LPA advised: maintaining visible hand washing signs at all hand washing sinks, record of staff vaccination status and weekly testing of those not fully vaccinated to be maintained at the facility, double check on guardian that staff fingerprinted are associated to the facility, Visitation sign be updated to current recommendations for testing, barrels be moved to allow unobstructed exit from side yard, medications are pre-poured not greater that 24 hours and develop a system that allows staff administering medication to know the medication and dose dispensed.

LPA requested Administrator submit: Resident roster, staff roster to CCL by 4/13/22.

No deficiencies are being cited as a result of todays inspection. Exit interview conducted and copy of report left at the facility.

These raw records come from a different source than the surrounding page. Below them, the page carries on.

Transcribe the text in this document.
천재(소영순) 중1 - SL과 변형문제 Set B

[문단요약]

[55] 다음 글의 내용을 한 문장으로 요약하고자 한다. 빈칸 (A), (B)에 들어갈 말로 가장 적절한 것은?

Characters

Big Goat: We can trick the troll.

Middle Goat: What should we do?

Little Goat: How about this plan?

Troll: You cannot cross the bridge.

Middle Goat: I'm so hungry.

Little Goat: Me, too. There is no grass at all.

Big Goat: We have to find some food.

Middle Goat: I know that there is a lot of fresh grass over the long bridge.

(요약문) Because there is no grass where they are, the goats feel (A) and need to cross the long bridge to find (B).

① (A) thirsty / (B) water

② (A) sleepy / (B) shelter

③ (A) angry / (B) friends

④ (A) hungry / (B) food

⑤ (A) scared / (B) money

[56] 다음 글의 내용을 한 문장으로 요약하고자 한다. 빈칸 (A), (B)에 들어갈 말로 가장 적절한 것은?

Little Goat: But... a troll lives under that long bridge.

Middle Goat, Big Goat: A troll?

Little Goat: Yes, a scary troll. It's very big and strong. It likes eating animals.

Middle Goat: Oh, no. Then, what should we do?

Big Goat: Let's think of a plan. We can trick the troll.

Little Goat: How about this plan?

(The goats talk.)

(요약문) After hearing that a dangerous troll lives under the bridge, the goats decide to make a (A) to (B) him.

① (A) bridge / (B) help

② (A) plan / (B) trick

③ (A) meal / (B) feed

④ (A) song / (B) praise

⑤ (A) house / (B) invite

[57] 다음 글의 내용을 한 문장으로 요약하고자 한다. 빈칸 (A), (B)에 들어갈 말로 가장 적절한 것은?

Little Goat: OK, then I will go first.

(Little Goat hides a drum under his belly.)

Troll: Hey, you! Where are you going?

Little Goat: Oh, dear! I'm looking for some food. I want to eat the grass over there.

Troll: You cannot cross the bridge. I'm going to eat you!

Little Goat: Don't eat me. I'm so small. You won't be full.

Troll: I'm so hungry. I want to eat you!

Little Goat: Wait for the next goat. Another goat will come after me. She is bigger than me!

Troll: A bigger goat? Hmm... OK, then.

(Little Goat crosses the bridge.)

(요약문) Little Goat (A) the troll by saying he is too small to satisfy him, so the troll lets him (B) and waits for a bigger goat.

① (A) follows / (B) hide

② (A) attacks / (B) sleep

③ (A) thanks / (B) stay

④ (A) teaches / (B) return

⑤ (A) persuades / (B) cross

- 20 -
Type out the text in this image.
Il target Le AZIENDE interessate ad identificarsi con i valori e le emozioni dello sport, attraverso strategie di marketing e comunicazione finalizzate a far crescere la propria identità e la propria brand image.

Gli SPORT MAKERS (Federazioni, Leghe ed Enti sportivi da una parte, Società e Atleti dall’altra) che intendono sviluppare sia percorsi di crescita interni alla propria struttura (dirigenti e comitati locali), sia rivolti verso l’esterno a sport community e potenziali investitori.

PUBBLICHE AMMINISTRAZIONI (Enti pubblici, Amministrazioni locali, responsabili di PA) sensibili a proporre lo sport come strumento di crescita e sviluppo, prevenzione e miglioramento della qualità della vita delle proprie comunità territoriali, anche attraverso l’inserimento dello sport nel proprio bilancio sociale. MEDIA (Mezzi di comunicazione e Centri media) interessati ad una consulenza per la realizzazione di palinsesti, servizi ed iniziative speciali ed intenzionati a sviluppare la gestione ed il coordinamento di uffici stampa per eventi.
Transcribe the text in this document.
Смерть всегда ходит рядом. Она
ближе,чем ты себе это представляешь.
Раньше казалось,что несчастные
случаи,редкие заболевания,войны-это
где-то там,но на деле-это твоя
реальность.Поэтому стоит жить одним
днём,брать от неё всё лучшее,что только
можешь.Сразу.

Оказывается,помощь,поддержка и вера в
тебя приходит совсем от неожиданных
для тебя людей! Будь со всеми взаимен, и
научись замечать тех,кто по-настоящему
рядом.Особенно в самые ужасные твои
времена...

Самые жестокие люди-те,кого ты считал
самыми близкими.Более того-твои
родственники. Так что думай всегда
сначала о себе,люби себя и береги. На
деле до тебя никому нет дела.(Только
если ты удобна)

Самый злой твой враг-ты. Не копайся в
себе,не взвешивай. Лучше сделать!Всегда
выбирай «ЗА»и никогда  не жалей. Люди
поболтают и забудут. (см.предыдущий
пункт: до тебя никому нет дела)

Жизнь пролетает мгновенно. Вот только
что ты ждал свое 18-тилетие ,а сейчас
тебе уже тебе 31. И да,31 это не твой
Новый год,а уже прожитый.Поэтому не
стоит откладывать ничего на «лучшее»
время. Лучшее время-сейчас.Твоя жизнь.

SUPERVISOR'S NAME: Maribeth SentyTELEPHONE: (916) 263-4813
LICENSING EVALUATOR NAME: Kevin MknellyTELEPHONE: (209) 814-1925
LICENSING EVALUATOR SIGNATURE:
DATE: 04/07/2022
I acknowledge receipt of this form and understand my licensing appeal rights as explained and received.
FACILITY REPRESENTATIVE SIGNATURE:
DATE: 04/07/2022
This report must be available at Child Care and Group Home facilities for public review for 3 years.